Agree TomEdison, market conditions can go unaffected by HQ geographical characteristics, yet there is a tipping point. And a good observation at level of revenues still earnt in the US - though this likely falls over time as others grow.

When we talk about big-tech companies, we are in the end probably talking about not much more than 10 companies, who are exposed to a bubble and some who maybe do not see themselves as American anyway?

Crisis in US has historically triggered reform, maybe a short-term problem but for now they have political gridlock/legalised corruption in a politics on a grand scale.
 
Crisis in US has historically triggered reform, maybe a short-term problem but for now they have political gridlock/legalised corruption in a politics on a grand scale.
This is the main bit that worries me.
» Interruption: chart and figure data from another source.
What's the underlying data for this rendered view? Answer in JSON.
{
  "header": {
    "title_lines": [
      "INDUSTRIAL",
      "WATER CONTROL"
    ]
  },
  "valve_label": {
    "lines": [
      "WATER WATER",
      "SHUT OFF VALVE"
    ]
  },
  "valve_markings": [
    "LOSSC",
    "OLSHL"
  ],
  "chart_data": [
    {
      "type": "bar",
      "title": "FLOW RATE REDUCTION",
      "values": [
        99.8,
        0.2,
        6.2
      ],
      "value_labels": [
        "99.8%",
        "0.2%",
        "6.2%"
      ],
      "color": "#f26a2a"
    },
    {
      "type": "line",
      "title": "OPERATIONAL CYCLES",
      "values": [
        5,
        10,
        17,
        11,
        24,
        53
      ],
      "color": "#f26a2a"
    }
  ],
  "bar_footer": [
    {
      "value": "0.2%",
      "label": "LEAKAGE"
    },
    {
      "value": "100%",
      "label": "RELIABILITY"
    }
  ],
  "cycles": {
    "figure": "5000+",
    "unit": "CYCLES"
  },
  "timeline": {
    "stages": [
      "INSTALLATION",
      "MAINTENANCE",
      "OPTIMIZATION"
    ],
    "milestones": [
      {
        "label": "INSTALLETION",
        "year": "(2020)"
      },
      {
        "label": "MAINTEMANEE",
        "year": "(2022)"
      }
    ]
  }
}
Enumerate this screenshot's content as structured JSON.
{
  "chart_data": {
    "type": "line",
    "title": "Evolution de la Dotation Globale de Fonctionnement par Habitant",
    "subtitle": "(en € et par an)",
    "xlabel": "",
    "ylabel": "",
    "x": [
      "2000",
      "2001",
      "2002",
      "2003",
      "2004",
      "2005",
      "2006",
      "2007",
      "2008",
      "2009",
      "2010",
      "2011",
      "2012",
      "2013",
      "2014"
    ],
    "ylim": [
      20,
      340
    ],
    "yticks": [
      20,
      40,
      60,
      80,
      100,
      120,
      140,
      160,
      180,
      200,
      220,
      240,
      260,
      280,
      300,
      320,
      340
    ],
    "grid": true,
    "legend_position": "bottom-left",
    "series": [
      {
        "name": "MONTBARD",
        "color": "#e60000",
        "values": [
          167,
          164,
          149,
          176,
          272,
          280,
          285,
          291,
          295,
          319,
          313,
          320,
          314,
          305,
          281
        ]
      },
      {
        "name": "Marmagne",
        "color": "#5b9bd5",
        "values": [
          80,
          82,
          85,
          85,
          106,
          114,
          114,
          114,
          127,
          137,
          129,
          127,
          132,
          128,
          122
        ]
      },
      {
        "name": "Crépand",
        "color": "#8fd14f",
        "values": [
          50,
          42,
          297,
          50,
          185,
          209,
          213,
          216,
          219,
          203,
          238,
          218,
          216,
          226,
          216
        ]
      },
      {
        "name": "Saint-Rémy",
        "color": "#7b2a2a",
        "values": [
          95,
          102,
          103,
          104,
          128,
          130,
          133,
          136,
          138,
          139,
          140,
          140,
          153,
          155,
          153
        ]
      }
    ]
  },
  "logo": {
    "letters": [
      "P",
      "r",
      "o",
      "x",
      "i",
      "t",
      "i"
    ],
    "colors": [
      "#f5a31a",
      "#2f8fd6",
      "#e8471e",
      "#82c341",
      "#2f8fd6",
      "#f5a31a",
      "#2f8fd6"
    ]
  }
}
As Buffett said, never bet against the US, but this isn't Buffet's USA. It's a very different beast, and as I said before this is the second time they've voted for it, on a bigger scale (i.e. Trumpist congress and senate, very few Reaganist republicans speaking up).

On the issue of big tech getting profits globally, what happens when US Big Tech is starved of talent, education and innovation are shunned, Trump's "base" feel neglected by the elitist east and west coast billionaires, etc, etc.

Like I said before, it's the loss of critical faculties, the cultism of it all, that worries me most.
 
Buffet is already betting against the US having moved a substantial allocation of his portfolio to T-Bills or essentially cash.
And that seems to be where the real problems are now in the debt markets, investors have actually gone back into the stock markets now and are more scared of the bond markets. Normally they run from stocks to the "safety " of bonds during turmoil but the size of the US debt load and the trump shenanigans about cutting taxes has scared them away from US treasuries and shone a light on all other governments with very large debts and dependency on bond markets.

Ireland looks good for now since most of our debt was refinanced at ultra low interest rates during covid so we don't have a large amount of debt needing to be rolled over in the near future. Also our inflated GDP figures make Irish debt look reasonable for now since they are always expressed as debt to GDP rather than debt to GNP
 
And that seems to be where the real problems are now in the debt markets, investors have actually gone back into the stock markets now and are more scared of the bond markets.
True though not for short term T-Bills which Buffet holds. The 10-Year and 30-Year US Treasury Bonds are the ones suffering.